Let A be Event that speaks the truth and B be Event that speaks the truth
So, the probability of A speaking truth P(A)= $75\%$
=$\dfrac{{75}}{{100}} = \dfrac{3}{4}$
The probability of B speaking truth P(B)= $80\%$
=$\dfrac{{80}}{{100}} = \dfrac{4}{5}$
We know $P(A)+P(\overline A )=1$ Hence,
Probability of A not speaking truth $P(\overline A )$= $1 - \dfrac{3}{4} = \dfrac{1}{4}$
Probability of B not speaking truth $P(\overline {B)}$ = $1 - \dfrac{4}{5}=\dfrac{1}{5}$
Now, A and B contradict each other=[A speaks truth and B speaks lie] or [A speaks lie and B speaks truth]

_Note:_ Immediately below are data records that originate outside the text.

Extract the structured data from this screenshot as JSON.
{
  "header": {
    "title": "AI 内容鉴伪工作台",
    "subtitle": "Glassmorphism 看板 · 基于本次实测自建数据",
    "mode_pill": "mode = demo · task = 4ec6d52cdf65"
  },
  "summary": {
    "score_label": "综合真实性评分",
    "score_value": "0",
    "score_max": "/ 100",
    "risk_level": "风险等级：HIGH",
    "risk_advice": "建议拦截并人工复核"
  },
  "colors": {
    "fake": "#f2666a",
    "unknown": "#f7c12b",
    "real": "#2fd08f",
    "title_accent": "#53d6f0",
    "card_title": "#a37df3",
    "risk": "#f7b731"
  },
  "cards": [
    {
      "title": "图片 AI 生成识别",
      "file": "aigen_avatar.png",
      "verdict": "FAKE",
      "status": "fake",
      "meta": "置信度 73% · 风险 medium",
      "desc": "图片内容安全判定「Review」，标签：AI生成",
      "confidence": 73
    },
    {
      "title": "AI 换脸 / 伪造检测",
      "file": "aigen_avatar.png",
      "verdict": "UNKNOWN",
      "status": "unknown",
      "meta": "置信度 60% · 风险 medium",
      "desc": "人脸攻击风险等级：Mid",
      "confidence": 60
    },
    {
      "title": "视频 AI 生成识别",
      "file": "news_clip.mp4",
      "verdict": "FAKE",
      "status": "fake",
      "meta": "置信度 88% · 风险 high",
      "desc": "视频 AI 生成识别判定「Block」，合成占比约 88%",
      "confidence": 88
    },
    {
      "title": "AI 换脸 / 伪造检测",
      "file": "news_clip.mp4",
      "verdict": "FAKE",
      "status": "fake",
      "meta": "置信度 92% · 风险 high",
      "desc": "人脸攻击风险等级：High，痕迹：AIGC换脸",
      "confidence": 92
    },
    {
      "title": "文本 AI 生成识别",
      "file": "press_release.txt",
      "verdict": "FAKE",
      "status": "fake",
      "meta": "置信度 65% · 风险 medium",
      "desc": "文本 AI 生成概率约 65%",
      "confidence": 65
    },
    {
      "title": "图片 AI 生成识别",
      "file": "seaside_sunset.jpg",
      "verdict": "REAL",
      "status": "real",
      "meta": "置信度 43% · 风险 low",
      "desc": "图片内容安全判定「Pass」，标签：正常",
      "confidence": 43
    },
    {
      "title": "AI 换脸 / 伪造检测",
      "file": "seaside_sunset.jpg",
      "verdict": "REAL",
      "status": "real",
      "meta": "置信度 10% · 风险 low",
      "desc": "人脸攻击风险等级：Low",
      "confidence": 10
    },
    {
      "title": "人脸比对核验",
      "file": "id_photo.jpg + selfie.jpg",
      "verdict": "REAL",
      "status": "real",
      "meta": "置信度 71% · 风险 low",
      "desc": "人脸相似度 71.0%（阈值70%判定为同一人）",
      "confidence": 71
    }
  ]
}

= $P(A) \times P(\overline B ) + P(\overline A ) \times P(B)$
=$(\dfrac{3}{4} \times \dfrac{1}{5}) + (\dfrac{1}{4} \times \dfrac{4}{5})$
=$\dfrac{3}{{20}} + \dfrac{4}{{20}}$
=$\dfrac{7}{{20}}$
For percentage we multiply $\dfrac{7}{{20}}$ by $100\%$
=$(\dfrac{7}{{20}} \times 100)\%$
=$35\%$
So, the case when A and B contradicts is $35\%$.
The correct answer is C=$35\%$.